Verify openvla in robosuite

I want to verify openvla in robosuite,the following is my system info
robosuite 1.15.1
Ubuntu22.04
Jetson Agx orin(64G)
conda environment(python 3.10)

I wirte a simple code

import robosuite as suite
from robosuite.controllers import load_part_controller_config
from transformers import AutoModelForVision2Seq, AutoProcessor
from PIL import Image
import torch

local_model_path = "/home/yljy/jetson-containers/data/models/huggingface/models--openvla--openvla-7b/snapshots/31f090d05236101ebfc381b61c674dd4746d4ce0"

processor = AutoProcessor.from_pretrained(local_model_path, trust_remote_code=True)
vla = AutoModelForVision2Seq.from_pretrained(
    local_model_path,
    attn_implementation="flash_attention_2",
    torch_dtype=torch.bfloat16,
    low_cpu_mem_usage=True,
    trust_remote_code=True
).to("cuda:0")

controller_config = load_part_controller_config(default_controller="IK_POSE")

robosuite_env = suite.make(
    "Lift",
    robots="Panda",
    has_renderer=True,
    has_offscreen_renderer=True,
    use_camera_obs=True,
    camera_names="frontview",
    camera_heights=640,
    camera_widths=480
)

obs = robosuite_env.reset()

prompt = "In: What action should the robot take to pick up the cube?\nOut:"

while(True):
    image = Image.fromarray(obs['frontview_image'])

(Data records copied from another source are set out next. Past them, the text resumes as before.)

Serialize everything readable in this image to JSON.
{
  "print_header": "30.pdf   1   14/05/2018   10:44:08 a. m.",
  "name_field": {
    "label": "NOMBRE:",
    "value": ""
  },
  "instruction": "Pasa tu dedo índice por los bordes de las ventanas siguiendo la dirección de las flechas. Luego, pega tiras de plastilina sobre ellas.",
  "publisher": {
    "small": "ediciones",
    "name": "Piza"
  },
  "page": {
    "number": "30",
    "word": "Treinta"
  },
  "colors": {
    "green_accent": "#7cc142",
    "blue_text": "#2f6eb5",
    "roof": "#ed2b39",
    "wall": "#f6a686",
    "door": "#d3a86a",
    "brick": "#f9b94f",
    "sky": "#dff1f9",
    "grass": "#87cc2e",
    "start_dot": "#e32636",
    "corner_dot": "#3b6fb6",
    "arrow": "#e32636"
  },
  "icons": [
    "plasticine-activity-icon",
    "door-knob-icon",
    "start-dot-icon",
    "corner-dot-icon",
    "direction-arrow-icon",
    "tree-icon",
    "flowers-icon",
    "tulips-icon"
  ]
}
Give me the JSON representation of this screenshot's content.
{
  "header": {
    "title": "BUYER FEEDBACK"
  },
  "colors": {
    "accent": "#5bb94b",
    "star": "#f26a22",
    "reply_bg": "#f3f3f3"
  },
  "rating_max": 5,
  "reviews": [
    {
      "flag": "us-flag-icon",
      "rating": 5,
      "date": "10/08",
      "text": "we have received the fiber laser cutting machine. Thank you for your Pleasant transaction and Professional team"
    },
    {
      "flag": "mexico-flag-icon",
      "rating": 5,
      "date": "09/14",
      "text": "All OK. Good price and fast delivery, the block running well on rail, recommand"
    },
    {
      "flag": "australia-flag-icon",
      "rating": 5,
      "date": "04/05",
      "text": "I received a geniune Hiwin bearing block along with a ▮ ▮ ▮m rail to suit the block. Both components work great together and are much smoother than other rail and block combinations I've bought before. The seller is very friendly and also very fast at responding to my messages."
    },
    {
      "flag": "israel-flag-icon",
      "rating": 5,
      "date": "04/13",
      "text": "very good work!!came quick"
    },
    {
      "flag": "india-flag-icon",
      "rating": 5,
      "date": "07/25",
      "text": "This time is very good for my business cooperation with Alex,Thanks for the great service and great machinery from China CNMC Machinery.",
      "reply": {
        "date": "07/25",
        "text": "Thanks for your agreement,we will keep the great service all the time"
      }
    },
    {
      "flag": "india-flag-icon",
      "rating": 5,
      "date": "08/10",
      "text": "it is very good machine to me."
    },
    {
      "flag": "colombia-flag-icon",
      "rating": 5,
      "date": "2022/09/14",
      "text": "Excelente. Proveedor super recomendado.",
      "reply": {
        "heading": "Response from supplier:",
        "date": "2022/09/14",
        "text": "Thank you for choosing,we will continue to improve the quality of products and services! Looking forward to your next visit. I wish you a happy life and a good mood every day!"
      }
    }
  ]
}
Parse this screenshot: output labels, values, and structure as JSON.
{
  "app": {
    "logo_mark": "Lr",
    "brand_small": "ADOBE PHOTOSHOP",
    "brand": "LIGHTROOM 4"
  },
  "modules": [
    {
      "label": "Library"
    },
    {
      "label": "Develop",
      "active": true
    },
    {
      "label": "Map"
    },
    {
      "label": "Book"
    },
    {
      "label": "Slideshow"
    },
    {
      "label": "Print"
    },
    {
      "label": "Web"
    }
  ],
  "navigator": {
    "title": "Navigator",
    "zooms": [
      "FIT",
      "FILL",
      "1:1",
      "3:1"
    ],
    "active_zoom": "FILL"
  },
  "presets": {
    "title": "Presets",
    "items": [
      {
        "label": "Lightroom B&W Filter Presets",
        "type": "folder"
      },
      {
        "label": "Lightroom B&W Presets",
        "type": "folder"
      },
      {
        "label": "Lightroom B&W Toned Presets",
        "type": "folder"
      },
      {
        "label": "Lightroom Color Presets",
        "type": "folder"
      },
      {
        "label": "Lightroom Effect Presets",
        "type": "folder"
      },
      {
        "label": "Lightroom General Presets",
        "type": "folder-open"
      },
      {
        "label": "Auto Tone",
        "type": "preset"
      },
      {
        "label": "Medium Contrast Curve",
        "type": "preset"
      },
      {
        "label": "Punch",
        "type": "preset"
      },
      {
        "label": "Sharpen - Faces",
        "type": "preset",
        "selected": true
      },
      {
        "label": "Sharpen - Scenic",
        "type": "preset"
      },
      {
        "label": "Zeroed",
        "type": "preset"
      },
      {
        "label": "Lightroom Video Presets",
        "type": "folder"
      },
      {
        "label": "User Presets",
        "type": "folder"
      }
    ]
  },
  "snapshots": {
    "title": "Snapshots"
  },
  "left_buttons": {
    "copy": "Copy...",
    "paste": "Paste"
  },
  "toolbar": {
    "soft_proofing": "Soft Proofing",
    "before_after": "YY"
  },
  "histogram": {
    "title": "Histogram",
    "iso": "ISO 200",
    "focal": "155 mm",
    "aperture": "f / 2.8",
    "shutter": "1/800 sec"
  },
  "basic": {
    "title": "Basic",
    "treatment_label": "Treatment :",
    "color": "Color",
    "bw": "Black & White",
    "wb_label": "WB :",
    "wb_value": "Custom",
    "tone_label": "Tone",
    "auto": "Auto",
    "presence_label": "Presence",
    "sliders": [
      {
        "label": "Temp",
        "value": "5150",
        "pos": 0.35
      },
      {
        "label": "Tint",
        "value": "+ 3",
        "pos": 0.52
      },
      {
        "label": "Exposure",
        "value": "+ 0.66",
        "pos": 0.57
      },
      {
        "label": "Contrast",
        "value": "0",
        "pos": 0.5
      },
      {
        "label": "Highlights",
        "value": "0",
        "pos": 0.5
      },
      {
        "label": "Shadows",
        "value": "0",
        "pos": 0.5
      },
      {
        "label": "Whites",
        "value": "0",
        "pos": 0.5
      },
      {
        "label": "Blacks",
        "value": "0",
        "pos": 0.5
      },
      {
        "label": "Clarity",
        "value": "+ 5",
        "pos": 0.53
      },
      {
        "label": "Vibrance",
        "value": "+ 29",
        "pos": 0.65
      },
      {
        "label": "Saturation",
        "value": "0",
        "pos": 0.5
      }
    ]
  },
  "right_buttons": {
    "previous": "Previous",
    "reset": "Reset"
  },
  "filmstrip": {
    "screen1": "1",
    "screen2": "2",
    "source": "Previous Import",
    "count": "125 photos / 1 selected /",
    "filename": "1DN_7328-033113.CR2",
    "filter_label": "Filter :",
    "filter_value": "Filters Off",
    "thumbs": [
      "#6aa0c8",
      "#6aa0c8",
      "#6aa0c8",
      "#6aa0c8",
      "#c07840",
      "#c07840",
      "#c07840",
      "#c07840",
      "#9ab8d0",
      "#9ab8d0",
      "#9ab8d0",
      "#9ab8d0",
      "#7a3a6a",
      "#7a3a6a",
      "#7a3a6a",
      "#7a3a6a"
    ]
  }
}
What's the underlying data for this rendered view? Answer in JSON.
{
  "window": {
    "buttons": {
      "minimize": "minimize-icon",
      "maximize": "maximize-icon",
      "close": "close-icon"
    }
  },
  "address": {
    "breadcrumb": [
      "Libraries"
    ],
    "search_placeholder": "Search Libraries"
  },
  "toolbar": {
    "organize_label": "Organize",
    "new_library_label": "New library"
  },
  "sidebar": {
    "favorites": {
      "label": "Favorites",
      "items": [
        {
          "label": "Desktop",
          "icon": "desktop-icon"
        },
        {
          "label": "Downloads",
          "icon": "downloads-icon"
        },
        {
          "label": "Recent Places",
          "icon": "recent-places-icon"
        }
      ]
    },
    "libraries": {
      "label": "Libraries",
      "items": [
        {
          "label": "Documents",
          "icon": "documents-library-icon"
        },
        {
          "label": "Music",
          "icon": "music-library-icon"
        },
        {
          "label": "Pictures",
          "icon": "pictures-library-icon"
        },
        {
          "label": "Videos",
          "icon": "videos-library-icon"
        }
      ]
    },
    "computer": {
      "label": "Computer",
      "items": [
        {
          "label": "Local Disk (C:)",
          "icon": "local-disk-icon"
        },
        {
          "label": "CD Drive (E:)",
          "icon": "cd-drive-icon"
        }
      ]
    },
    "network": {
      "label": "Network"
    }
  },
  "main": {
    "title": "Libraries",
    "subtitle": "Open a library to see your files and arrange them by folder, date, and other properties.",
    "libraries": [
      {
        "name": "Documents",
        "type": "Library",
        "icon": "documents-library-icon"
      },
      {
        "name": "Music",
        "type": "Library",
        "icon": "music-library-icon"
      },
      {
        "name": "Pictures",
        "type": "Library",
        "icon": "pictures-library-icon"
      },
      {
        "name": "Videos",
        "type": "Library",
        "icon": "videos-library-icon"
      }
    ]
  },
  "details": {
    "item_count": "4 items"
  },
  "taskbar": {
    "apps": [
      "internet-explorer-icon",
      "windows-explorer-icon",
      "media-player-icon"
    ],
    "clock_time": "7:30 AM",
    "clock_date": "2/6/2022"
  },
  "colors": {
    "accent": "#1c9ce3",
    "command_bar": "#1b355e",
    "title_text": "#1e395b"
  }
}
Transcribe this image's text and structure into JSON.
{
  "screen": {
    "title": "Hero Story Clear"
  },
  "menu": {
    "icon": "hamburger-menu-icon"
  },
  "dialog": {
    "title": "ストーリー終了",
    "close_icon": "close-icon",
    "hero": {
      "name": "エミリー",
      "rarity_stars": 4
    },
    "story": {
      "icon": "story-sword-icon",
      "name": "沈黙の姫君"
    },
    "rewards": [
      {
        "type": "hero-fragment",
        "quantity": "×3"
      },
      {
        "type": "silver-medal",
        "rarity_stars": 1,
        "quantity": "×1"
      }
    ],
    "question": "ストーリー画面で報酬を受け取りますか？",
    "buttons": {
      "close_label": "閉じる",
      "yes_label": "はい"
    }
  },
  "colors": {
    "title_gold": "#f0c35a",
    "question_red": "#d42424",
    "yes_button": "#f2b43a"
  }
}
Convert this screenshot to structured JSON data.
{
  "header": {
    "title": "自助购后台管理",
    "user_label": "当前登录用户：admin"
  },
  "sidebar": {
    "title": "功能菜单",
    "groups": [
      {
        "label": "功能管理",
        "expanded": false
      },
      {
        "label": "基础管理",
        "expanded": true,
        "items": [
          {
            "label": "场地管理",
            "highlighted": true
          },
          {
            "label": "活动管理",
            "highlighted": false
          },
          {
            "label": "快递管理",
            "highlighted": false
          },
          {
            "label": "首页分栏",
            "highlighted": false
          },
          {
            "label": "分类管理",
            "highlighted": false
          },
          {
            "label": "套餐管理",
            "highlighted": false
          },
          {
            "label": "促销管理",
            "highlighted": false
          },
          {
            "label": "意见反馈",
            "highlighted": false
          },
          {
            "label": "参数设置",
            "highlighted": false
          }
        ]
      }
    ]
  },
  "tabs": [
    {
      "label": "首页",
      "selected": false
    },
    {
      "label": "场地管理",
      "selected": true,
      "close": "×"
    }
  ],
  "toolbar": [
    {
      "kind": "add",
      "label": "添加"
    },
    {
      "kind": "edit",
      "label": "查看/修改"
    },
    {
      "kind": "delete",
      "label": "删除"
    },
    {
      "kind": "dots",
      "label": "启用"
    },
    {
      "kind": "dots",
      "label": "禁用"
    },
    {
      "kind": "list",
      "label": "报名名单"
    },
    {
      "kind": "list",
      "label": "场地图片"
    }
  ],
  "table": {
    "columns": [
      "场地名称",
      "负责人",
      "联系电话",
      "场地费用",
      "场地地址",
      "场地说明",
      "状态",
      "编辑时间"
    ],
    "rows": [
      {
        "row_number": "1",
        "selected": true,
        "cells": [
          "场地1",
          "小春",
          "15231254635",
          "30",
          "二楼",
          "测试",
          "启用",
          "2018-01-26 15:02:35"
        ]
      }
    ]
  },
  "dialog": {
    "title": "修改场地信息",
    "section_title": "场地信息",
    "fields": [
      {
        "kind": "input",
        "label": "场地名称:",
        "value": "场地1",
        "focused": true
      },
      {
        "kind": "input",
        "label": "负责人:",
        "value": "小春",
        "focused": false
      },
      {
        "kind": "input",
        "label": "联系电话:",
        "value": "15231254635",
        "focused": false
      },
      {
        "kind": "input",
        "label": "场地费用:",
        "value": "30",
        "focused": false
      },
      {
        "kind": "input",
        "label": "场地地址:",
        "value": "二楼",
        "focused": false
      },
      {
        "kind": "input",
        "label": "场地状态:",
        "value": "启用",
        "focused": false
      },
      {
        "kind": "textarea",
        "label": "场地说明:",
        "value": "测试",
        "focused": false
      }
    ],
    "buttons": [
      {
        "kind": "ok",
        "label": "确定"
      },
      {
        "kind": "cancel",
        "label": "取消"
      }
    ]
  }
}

    inputs = processor(prompt, image).to("cuda:0", dtype=torch.bfloat16)
    action = vla.predict_action(**inputs, unnorm_key="bridge_orig", do_sample=False)
    action[0:3] = action[0:3]*100 #because the sensitivity is 0.01
    action[6] = action[6]*2-1 #related to the gripper openvla is [0,1],robosuite is [-1,1]

    print(action)

    obs, reward, done, info = robosuite_env.step(action)
    robosuite_env.render()

I run the code to use the openvla to control the manipulator, but something goes wrong. By rights, the robotic arm should be moving down, but the action[2] that openvla outputs (i.e., the offset of the Z-axis) is always positive. Is it because the end coordinates in robosuite don’t match the end coordinates in openvla?

Hi,

Could you try to run the same image on a desktop environment?
This helps us to figure out if the issue is Jetson-specific.

Thanks.

I think it may be not, but I don’t know the reason of the question

Hi,

This helps us to verify if this issue is hardware-dependent or pure software issue.
Do you have an environment to try?

Thanks.

Hi,
I am also working on Open VLA model. May I ask what camera calibration do you use in your simulation like camera pose, camera matrix, focal length,…etc.

I’m currently working on a simulation project with the following setup:

  • Operating System: Ubuntu 22.04
  • ROS 2 Distribution: Humble
  • Motion Planning Framework: MoveIt 2
  • Simulation Environment: NVIDIA Isaac Sim 4.2.0
  • Programming Language: Python

I’m utilizing Isaac Sim’s built-in camera and require assistance with the following aspects of camera calibration:

  1. Intrinsic Parameters:
  • Determining the camera matrix
  • Identifying focal length
  1. Extrinsic Parameters:
  • Establishing the camera’s pose within the simulation environment
  1. Calibration Process:
  • Best practices for calibrating the simulated camera to ensure accurate data representation

I aim to adjust the camera settings appropriately to enhance the fidelity of my simulation.

Hi,

Is the question for the @15962063926?
If not, could you file a new topic for your question and we will find the corresponding team to check.

Thanks.

Dose Openvla work in you simulation environment? In fact, I don’t adjust the camera settings. Because the robosuite only has the frontview. I only set the camera_height and camera_width.

Hi,

We need to check with our internal team.
Will get back to you soon.

Thanks.

Hi @15962063926, here is a version with MimicGen integration - OpenVLA - NVIDIA Jetson AI Lab

Yes, you need to trace it through and make sure all the coordinate space transforms are in the correct reference frame vs what is expected, and to fine-tune the model. There are a lot of hyperparameters to adjust and experiment with.

I would also recommend not overly focusing just on OpenVLA-7B, as there have now been several other VLA’s out, and OpenVLA is regarded as more difficult to train and is in fact larger/slower at 7B size, whereas mini-VLA’s have been coming out that are smaller (for example EVLA Efficient Vision-Language-Action Models | by Paweł Budzianowski | K-Scale Labs or OpenPi)

1 Like

OpenVLA does not work on my environment. I think we need camera calibration of OpenVLA model.